I take a deep breath. “And now you know?”
“I cannot let you go.” He says it as if it’s so simple. And some deep, aching part of me wants to believe him. But giving me to Night is the only thing that will save him from eternal torment. Blake has lied to me, time and time again. He pretends, and manipulates, and deceives.
Earlier this evening, he coaxed me into breaking the bond, and it hits me that if everything he is saying is true, the bond could be the only thing stopping him from handing me over to his master. Anything that happens to me will happen to him, too.
His chest deflates as if he feels my hesitance. “I know I haven’t given you much reason to trust me. But I believe that if Night, or any of his army, got their hands on you, you would be tortured and killed in order for you to release enough power to break the walls of his prison. So if you don’t believe that I don’t want to hurt you, then at least believe that my own self-interest will compel me to keep you away from the god I serve. But I need you to believe one of these options, and quickly. Because Alexander’s soul belongs to Night, too, and now he’s dead. He has told Night where you are. I saw it, just now, while I was dreaming.”
My breathing quickens. My blood cools. A part of me knew more acolytes would come for me, yet I thought I would have more time to figure everything out. Slowly, he climbs off me, and stands at the side of the bed. I sit up.
“I know what you want, little rabbit. I heard you talking to James. You want an army, and a kingdom, and a crown. I can give you your vengeance. I will drop your father’s head at your feet, if you ask it of me. You need to evade Night, and no one in this kingdom knows him better than I do. I can help you. I will help you. But we need to go.” He glances at the window, which rattles in the wind. “Night’s Acolytes, the beginnings of his army, any other prisoners that might have slipped through the hole in that prison wall. . . they are coming.”
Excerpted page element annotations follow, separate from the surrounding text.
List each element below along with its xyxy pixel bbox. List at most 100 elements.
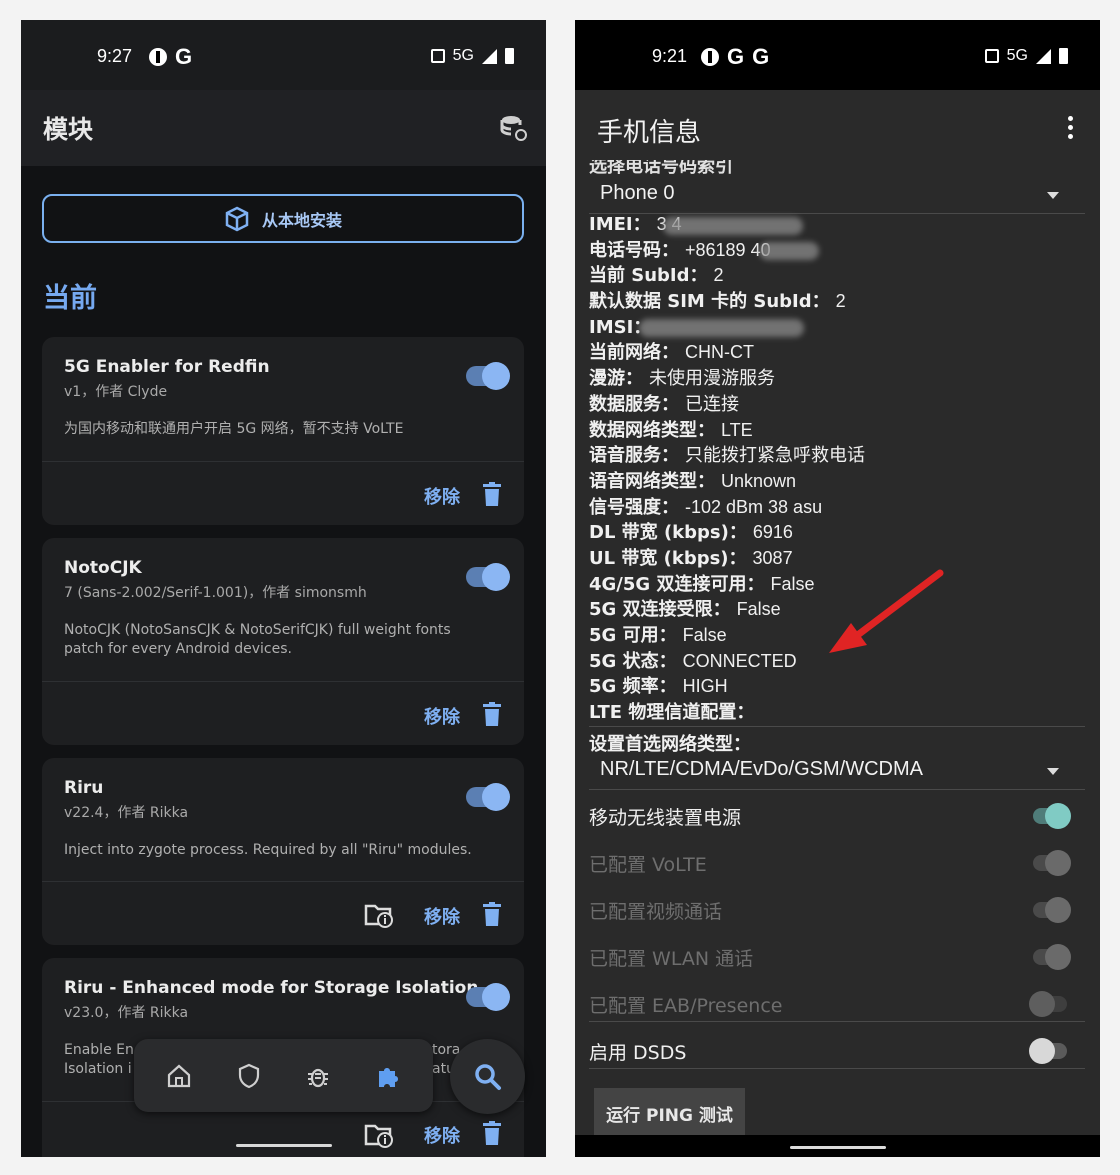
redacted-imsi [639,319,804,337]
phone-index-value: Phone 0 [600,182,675,204]
module-description: 为国内移动和联通用户开启 5G 网络，暂不支持 VoLTE [64,421,404,437]
module-name: NotoCJK [64,558,142,578]
google-icon: G [752,44,770,69]
puzzle-icon[interactable] [375,1063,401,1089]
battery-icon [1059,48,1068,64]
module-meta: v1，作者 Clyde [64,384,168,400]
database-refresh-icon[interactable] [500,114,528,142]
preferred-network-label: 设置首选网络类型： [589,734,751,755]
module-meta: v23.0，作者 Rikka [64,1005,189,1021]
info-row-lte-phys-config: LTE 物理信道配置： [589,702,755,724]
info-row-voice-type: 语音网络类型： Unknown [589,470,797,492]
google-icon: G [175,44,193,69]
phone-index-select[interactable]: Phone 0 [589,180,1085,214]
bottom-navigation [134,1039,433,1112]
phone-info-screen: 9:21 G G 5G 手机信息 选择电话号码索引 Phone 0 IMEI： 3… [575,20,1100,1157]
trash-icon[interactable] [482,482,502,506]
preferred-network-select[interactable]: NR/LTE/CDMA/EvDo/GSM/WCDMA [589,756,1085,790]
status-bar: 9:27 G 5G [21,20,546,90]
bug-icon[interactable] [305,1063,331,1089]
switch-volte: 已配置 VoLTE [589,840,1085,886]
status-time: 9:27 [97,46,133,66]
preferred-network-value: NR/LTE/CDMA/EvDo/GSM/WCDMA [600,758,923,780]
info-row-roaming: 漫游： 未使用漫游服务 [589,368,775,390]
magisk-modules-screen: 9:27 G 5G 模块 从本地安装 当前 5G Enabler for Red… [21,20,546,1157]
run-ping-test-button[interactable]: 运行 PING 测试 [594,1088,745,1138]
search-button[interactable] [450,1039,525,1114]
status-left-icons: G [149,44,192,70]
info-row-subid: 当前 SubId： 2 [589,265,724,287]
toggle [1033,897,1071,923]
redacted-phone [759,242,819,260]
trash-icon[interactable] [482,702,502,726]
signal-icon [482,48,497,64]
status-right-icons: 5G [984,47,1068,65]
divider [589,726,1085,727]
module-toggle[interactable] [466,563,510,591]
switch-wlan-calling: 已配置 WLAN 通话 [589,934,1085,980]
module-toggle[interactable] [466,983,510,1011]
trash-icon[interactable] [482,902,502,926]
vibrate-icon [984,49,999,63]
toggle [1033,850,1071,876]
info-row-phone: 电话号码： +86189 40 [589,239,771,261]
divider [589,1068,1085,1069]
home-icon[interactable] [166,1063,192,1089]
remove-button[interactable]: 移除 [424,1122,460,1148]
module-description: Inject into zygote process. Required by … [64,842,472,858]
module-card: Riru v22.4，作者 Rikka Inject into zygote p… [42,758,524,945]
package-icon [225,206,249,231]
module-name: Riru [64,778,104,798]
divider [589,1021,1085,1022]
remove-button[interactable]: 移除 [424,483,460,509]
toggle[interactable] [1029,1038,1067,1064]
shield-icon[interactable] [236,1063,262,1089]
info-row-network: 当前网络： CHN-CT [589,342,754,364]
module-description: NotoCJK (NotoSansCJK & NotoSerifCJK) ful… [64,622,451,657]
divider [42,461,524,462]
install-from-storage-button[interactable]: 从本地安装 [42,194,524,243]
status-right-icons: 5G [430,47,514,65]
gesture-bar [789,1146,886,1149]
divider [42,881,524,882]
app-notification-icon [701,48,719,66]
module-card: NotoCJK 7 (Sans-2.002/Serif-1.001)，作者 si… [42,538,524,745]
module-name: 5G Enabler for Redfin [64,357,270,377]
page-title: 模块 [43,115,94,144]
info-row-signal: 信号强度： -102 dBm 38 asu [589,496,823,518]
toggle [1029,991,1067,1017]
status-time: 9:21 [652,46,688,66]
switch-radio-power[interactable]: 移动无线装置电源 [589,793,1085,839]
trash-icon[interactable] [482,1121,502,1145]
phone-index-label: 选择电话号码索引 [589,160,733,176]
module-card: 5G Enabler for Redfin v1，作者 Clyde 为国内移动和… [42,337,524,525]
section-current: 当前 [43,283,97,314]
google-icon: G [727,44,745,69]
status-bar: 9:21 G G 5G [575,20,1100,90]
gesture-bar [235,1144,332,1147]
info-row-dl: DL 带宽 (kbps)： 6916 [589,522,793,544]
info-row-voice-service: 语音服务： 只能拨打紧急呼救电话 [589,445,865,467]
vibrate-icon [430,49,445,63]
more-options-icon[interactable] [1068,116,1074,140]
toggle [1033,944,1071,970]
status-left-icons: G G [701,44,769,70]
remove-button[interactable]: 移除 [424,703,460,729]
folder-info-icon[interactable] [364,902,394,928]
info-row-data-type: 数据网络类型： LTE [589,419,753,441]
dropdown-arrow-icon [1047,192,1059,199]
module-meta: v22.4，作者 Rikka [64,805,189,821]
remove-button[interactable]: 移除 [424,903,460,929]
toggle[interactable] [1033,803,1071,829]
battery-icon [505,48,514,64]
divider [42,681,524,682]
search-icon [474,1063,501,1090]
switch-video-calling: 已配置视频通话 [589,887,1085,933]
page-title: 手机信息 [597,118,702,148]
app-notification-icon [149,48,167,66]
folder-info-icon[interactable] [364,1122,394,1148]
module-toggle[interactable] [466,362,510,390]
module-toggle[interactable] [466,783,510,811]
annotation-arrow-icon [829,569,944,653]
network-type: 5G [452,47,474,64]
I swallow down my rising fear, and cling to some hope that we still have time. There has to be more time. “We need to tell Ryan and the others-“
“No. They are coming for you.
If you want to keep them safe, we need to go, now. We’ll draw them away. Just you and me.” He holds out his hand for me to take.
“Callum-“
“Fuck Callum.” There’s an uncharacteristic sharpness in his tone.
I shake my head, because I’m so sure that his game is not yet over. “And what do you want in return for your help, Blake?”